KMT needs to talk to DPP about crisis: Taiwan poll

President Ma's popularity at 16 %: TISR

TAIPEI (Taiwan News) – More than two thirds of respondents want the ruling Kuomintang to take the initiative and sit together with the opposition to find a way out of the current economic crisis, an opinion poll revealed Tuesday.
The latest edition of the regular Taiwan Mood Barometer Survey by Taiwan Indicators Survey Research showed that 68.1 percent of the public said a responsible attitude would for the KMT to find solutions together with the opposition parties, while 19.3 percent felt the party should solve problems on its own because it held an absolute majority at the Legislature as well as the presidency. Of KMT members, 64.2 percent also agreed with the statement that their party should reach out to the opposition.
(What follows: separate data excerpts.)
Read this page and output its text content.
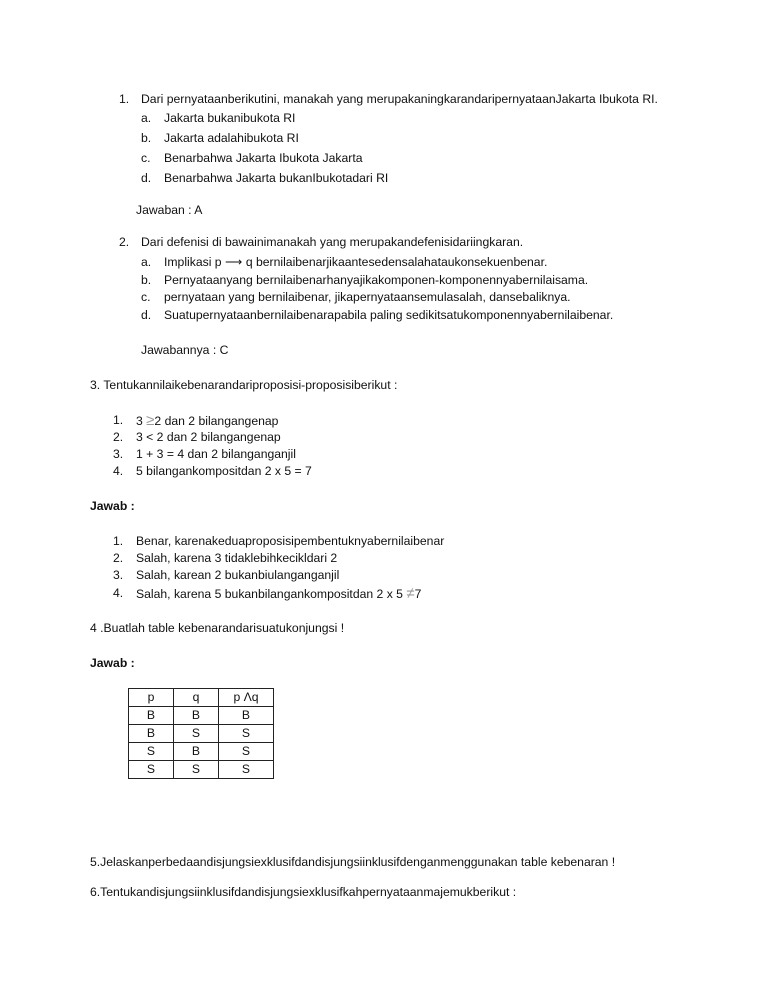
1. Dari pernyataanberikutini, manakah yang merupakaningkarandaripernyataanJakarta Ibukota RI.
a. Jakarta bukanibukota RI
b. Jakarta adalahibukota RI
c. Benarbahwa Jakarta Ibukota Jakarta
d. Benarbahwa Jakarta bukanIbukotadari RI
Jawaban : A
2. Dari defenisi di bawainimanakah yang merupakandefenisidariingkaran.
a. Implikasi p ⟶ q bernilaibenarjikaantesedensalahataukonsekuenbenar.
b. Pernyataanyang bernilaibenarhanyajikakomponen-komponennyabernilaisama.
c. pernyataan yang bernilaibenar, jikapernyataansemulasalah, dansebaliknya.
d. Suatupernyataanbernilaibenarapabila paling sedikitsatukomponennyabernilaibenar.
Jawabannya : C
3. Tentukannilaikebenarandariproposisi-proposisiberikut :
1. 3 ≥2 dan 2 bilangangenap
2. 3 < 2 dan 2 bilangangenap
3. 1 + 3 = 4 dan 2 bilanganganjil
4. 5 bilangankompositdan 2 x 5 = 7
Jawab :
1. Benar, karenakeduaproposisipembentuknyabernilaibenar
2. Salah, karena 3 tidaklebihkecikldari 2
3. Salah, karean 2 bukanbiulanganganjil
4. Salah, karena 5 bukanbilangankompositdan 2 x 5 ≠7
4 .Buatlah table kebenarandarisuatukonjungsi !
Jawab :
p	q	p Λq
B	B	B
B	S	S
S	B	S
S	S	S
5.Jelaskanperbedaandisjungsiexklusifdandisjungsiinklusifdenganmenggunakan table kebenaran !
6.Tentukandisjungsiinklusifdandisjungsiexklusifkahpernyataanmajemukberikut :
The results followed a call by former Democratic Progressive Party Chairwoman Tsai Ing-wen for a National Affairs Conference to solve the nation’s financial crisis, in particular the eventual bankruptcy facing its pension and social insurance systems. President Ma Ying-jeou rejected Tsai’s idea, proposing a smaller-scale meeting with opposition leaders instead.
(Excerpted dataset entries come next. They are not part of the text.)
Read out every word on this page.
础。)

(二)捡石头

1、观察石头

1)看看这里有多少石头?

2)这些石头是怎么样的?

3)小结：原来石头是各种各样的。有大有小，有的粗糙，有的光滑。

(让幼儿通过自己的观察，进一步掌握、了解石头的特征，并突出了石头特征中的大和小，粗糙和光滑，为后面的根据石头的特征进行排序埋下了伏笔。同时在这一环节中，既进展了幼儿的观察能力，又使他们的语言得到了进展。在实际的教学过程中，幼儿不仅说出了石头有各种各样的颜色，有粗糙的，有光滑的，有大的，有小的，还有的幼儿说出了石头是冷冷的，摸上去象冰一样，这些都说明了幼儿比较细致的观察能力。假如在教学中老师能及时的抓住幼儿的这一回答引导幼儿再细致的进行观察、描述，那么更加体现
The issue was named ‘a grave national crisis’ by 74.9 percent of poll respondents, while 15.2 percent disagreed. The younger the age of the respondents and the higher their education level, the more they were worried about the financial crisis, the survey showed.
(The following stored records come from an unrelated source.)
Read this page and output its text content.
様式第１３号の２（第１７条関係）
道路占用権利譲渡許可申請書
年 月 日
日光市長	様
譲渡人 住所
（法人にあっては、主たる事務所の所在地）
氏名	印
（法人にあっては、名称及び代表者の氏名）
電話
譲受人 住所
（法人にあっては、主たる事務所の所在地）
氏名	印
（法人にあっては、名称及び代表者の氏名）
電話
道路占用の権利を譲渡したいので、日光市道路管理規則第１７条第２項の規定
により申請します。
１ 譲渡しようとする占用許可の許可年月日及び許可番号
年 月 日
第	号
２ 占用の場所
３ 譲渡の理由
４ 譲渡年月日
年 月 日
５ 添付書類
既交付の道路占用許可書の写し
More than 40 percent of poll respondents said a dialogue between president and opposition leader would reinforce their confidence in Ma’s ability to run the country and solve problems, TISR said.
The president’s overall popularity was still low though, with the survey putting public satisfaction in Ma at 16.7 percent and the level of dissatisfaction at 72.6 percent. The president enjoyed the trust of 25 percent of respondents, with 60.4 percent expressing distrust.
Ma’s unpopularity was echoed by the figures for Premier Sean Chen, who received a popularity rating of 16.2 percent with 62 percent dissatisfied.
Both the positive and the negative ratings had declined slightly compared to the previous mood barometer survey conducted in early November, TISR said. The results showed that the majority of the public was not convinced that recent reforms announced by the Ma Administration would bear any fruit, according to the survey organizers.
Judging the country’s overall economic situation, 88.8 percent said Taiwan was in poor state, while only 6.2 percent felt good about the economy. A total of 48 percent of households said they could not make ends meet, while 46 percent said they had enough money to cover their expenses. The positive figures had shown a slight rise and the negative ones a limited decline compared to the previous mood survey, according to TISR.
The poll was conducted from November 23 thru 25, with 1,006 residents over 20 years of age interviewed by phone, the research body said. The margin of error stood at 3.1 percent, TISR said.